Este muchacho de vida intensa instaló una monarquía absoluta, con la inestimable colaboración de los católicos en trueque por los “favores recibidos creo habértelos pagado”. Además hereditaria y, por si esto fuera poco dispuso que su poder tenía origen divino. Una ternura  en todo. Como era de esperar lo sucedieron familiares y parientes, que ya sabemos cómo son estos temas. Nepotismo queda chico. “La historia vuelve a repetirse”.

A Bizancio la manotearon todos. Los griegos de Megara, de Esparta y de Atenas, los persas, los macedonios. Raro que Drake, Morgan, o algún otro simpático pirata inglés no se haya dado una vueltita para ver qué pasaba. La destruyeron, la rehicieron, iglesia sobre iglesia, credo sobre credo, empujándose, a los codazos. La saquearon. La maltrataron. Pero no pudieron destruir ni robar su belleza.

A Estambul no le dejaron aquellos dioses, pero sí la joya de una daga en el palacio Topkapi y la luminosidad del Bósforo.

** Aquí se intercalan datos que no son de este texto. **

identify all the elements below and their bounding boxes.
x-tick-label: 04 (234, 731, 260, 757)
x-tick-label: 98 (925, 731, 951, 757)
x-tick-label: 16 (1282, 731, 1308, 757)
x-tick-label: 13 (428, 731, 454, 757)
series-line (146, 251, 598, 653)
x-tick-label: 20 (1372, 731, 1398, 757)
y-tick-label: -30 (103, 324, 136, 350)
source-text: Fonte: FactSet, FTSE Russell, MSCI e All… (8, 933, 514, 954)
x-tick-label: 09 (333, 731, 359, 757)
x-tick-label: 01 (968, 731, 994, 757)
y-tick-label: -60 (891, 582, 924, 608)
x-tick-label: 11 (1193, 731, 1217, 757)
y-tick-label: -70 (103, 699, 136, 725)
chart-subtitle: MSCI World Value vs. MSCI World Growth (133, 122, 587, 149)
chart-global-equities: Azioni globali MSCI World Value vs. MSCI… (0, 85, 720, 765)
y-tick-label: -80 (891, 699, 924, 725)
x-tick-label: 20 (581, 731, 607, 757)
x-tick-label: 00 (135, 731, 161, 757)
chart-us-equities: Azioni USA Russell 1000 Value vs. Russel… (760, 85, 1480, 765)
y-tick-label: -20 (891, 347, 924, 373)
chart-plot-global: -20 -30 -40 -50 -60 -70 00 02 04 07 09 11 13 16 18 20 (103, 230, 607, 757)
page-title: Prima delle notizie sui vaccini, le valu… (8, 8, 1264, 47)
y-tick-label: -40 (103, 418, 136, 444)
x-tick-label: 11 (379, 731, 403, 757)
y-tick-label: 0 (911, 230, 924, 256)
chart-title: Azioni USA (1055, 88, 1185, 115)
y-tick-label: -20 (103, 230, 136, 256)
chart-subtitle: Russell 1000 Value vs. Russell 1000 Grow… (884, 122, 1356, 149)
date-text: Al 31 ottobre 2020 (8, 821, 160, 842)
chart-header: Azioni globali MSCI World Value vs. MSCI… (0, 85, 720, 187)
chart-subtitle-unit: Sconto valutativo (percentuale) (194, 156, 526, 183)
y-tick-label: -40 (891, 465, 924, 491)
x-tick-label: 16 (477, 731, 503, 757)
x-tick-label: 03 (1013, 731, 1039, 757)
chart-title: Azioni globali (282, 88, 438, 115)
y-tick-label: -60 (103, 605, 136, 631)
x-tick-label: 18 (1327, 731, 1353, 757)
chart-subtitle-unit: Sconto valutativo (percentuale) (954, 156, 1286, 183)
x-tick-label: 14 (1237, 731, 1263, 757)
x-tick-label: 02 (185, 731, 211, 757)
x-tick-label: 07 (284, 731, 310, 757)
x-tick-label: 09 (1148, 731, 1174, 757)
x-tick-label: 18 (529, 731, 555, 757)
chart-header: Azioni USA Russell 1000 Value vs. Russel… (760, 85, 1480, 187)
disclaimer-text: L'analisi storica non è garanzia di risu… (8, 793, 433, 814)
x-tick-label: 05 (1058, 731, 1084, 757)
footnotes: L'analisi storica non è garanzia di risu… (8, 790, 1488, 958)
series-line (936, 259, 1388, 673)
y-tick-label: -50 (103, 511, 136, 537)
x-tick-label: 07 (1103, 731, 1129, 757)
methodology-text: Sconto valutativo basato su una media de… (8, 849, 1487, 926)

Constantino no será menos absurdo que este relato, pero su legado sique siendo impiadoso.

Un rato más tarde, en nuestros pagos, en Córdoba, un prelado continuador devenido capellán de liceo, eligió los mejores alumnos y formó los montoneros, para continuar el negocio aquel de las viejas discusiones feéricas y políticas.

A pesar de todo, gloria y loor, el arco de Constantino quedó ahí, cerca del Coliseo, para la foto de los turistas. Pasen y vean, pero sepan!